The firm has launched a three-year project called ENVISAGE with the University Hospital of Zurich, the largest organ transplant center in Switzerland, to further develop the test. The goal is to launch an in vitro diagnostic kit, including reagents, protocols, and data analysis software, for routine testing.
Devyser's NGS platform detects and quantifies donor-derived cell-free DNA in plasma, providing information to support long-term graft and patient survival.
"As our assay detects rejection at its onset, the earliest possible medical intervention could be facilitated, increasing the likelihood that the graft is accepted by the patient," Ulf Klangby, chief operating officer of Devyser, said in a statement. "At a higher level, our NGS-based test will allow routine testing at a low cost for the healthcare system and thereby support higher utilization of donor grafts."
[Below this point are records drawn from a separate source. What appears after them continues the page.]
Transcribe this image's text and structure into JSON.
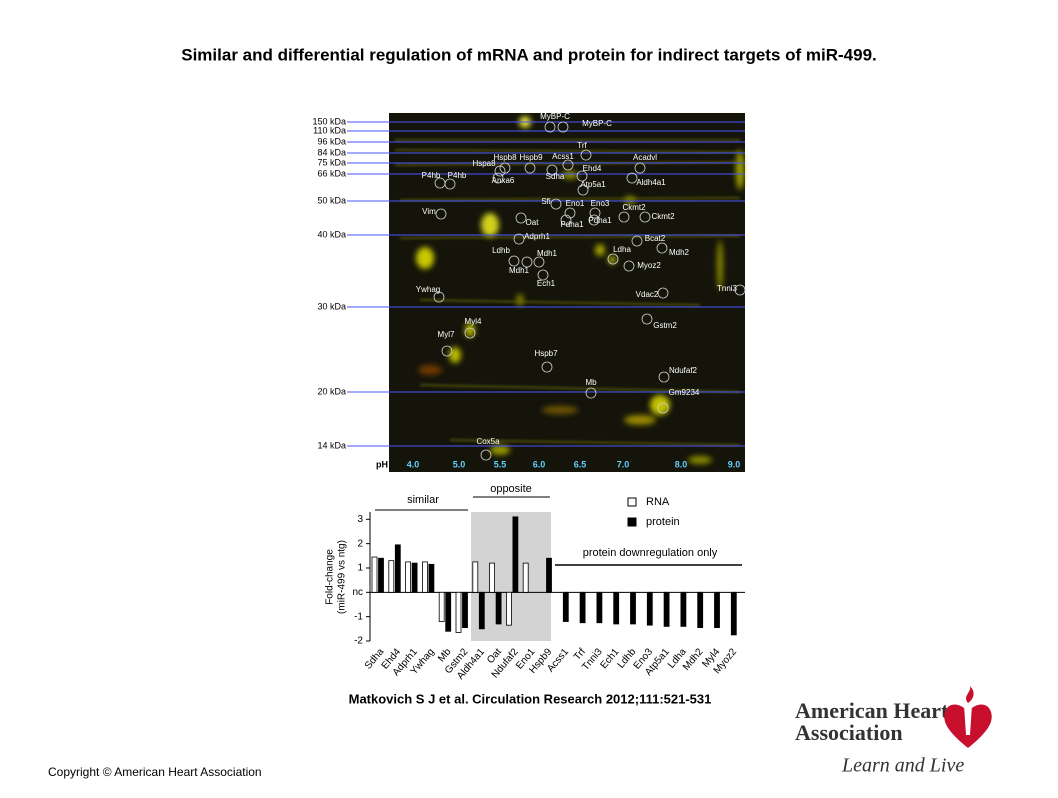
{
  "title": "Similar and differential regulation of mRNA and protein for indirect targets of miR-499.",
  "gel": {
    "mw_markers": [
      "150 kDa",
      "110 kDa",
      "96 kDa",
      "84 kDa",
      "75 kDa",
      "66 kDa",
      "50 kDa",
      "40 kDa",
      "30 kDa",
      "20 kDa",
      "14 kDa"
    ],
    "ph_label": "pH",
    "ph_values": [
      "4.0",
      "5.0",
      "5.5",
      "6.0",
      "6.5",
      "7.0",
      "8.0",
      "9.0"
    ],
    "spots": [
      "MyBP-C",
      "MyBP-C",
      "Hspb8",
      "Hspb9",
      "Acss1",
      "Trf",
      "Hspa8",
      "Ehd4",
      "Acadvl",
      "Anxa6",
      "Sdha",
      "Atp5a1",
      "Aldh4a1",
      "P4hb",
      "P4hb",
      "Sfi",
      "Eno1",
      "Eno3",
      "Ckmt2",
      "Ckmt2",
      "Vim",
      "Oat",
      "Pdha1",
      "Pdha1",
      "Adprh1",
      "Bcat2",
      "Ldhb",
      "Ldha",
      "Mdh2",
      "Mdh1",
      "Mdh1",
      "Myoz2",
      "Ech1",
      "Tnni3",
      "Ywhag",
      "Vdac2",
      "Myl4",
      "Gstm2",
      "Myl7",
      "Hspb7",
      "Ndufaf2",
      "Mb",
      "Gm9234",
      "Cox5a"
    ]
  },
  "chart_data": {
    "type": "bar",
    "y_label": [
      "Fold-change",
      "(miR-499 vs ntg)"
    ],
    "annotations": [
      "similar",
      "opposite",
      "protein downregulation only"
    ],
    "categories": [
      "Sdha",
      "Ehd4",
      "Adprh1",
      "Ywhag",
      "Mb",
      "Gstm2",
      "Aldh4a1",
      "Oat",
      "Ndufaf2",
      "Eno1",
      "Hspb9",
      "Acss1",
      "Trf",
      "Tnni3",
      "Ech1",
      "Ldhb",
      "Eno3",
      "Atp5a1",
      "Ldha",
      "Mdh2",
      "Myl4",
      "Myoz2"
    ],
    "series": [
      {
        "name": "RNA",
        "color": "#ffffff",
        "values": [
          1.45,
          1.3,
          1.25,
          1.25,
          -1.2,
          -1.65,
          1.25,
          1.2,
          -1.35,
          1.2,
          null,
          null,
          null,
          null,
          null,
          null,
          null,
          null,
          null,
          null,
          null,
          null
        ]
      },
      {
        "name": "protein",
        "color": "#000000",
        "values": [
          1.4,
          1.95,
          1.2,
          1.15,
          -1.6,
          -1.45,
          -1.5,
          -1.3,
          3.1,
          null,
          1.4,
          -1.2,
          -1.25,
          -1.25,
          -1.3,
          -1.3,
          -1.35,
          -1.4,
          -1.4,
          -1.45,
          -1.45,
          -1.75
        ]
      }
    ],
    "ylim": [
      -2,
      3.3
    ],
    "yticks": [
      3,
      2,
      1,
      {
        "value": 0,
        "label": "nc"
      },
      -1,
      -2
    ]
  },
  "caption": "Matkovich S J et al. Circulation Research 2012;111:521-531",
  "copyright": "Copyright © American Heart Association",
  "logo": {
    "line1": "American Heart",
    "line2": "Association",
    "tagline": "Learn and Live"
  }
}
While Devyser will initially optimize and validate the NGS test for kidney transplants, the firm believes that improving the test's sensitivity and specificity will help detect and quantify chimerism in patients with any type of solid transplants.
"[Devyser's] products are made ideal for routine diagnostics, being simple, reproducible, and [not very] prone to user-generated errors," Jakob Nilsson, director of transplant immunology at University Hospital of Zurich, said in a statement. "By combining Devyser's specialist competence in developing diagnostic kits for complex DNA testing with our experience and expertise within translation, we will be able to conclude the development and have the test evaluated in the best possible clinical environments."
Devyser received CE marking for its NGS-based hereditary breast cancer and ovarian cancer assay last July.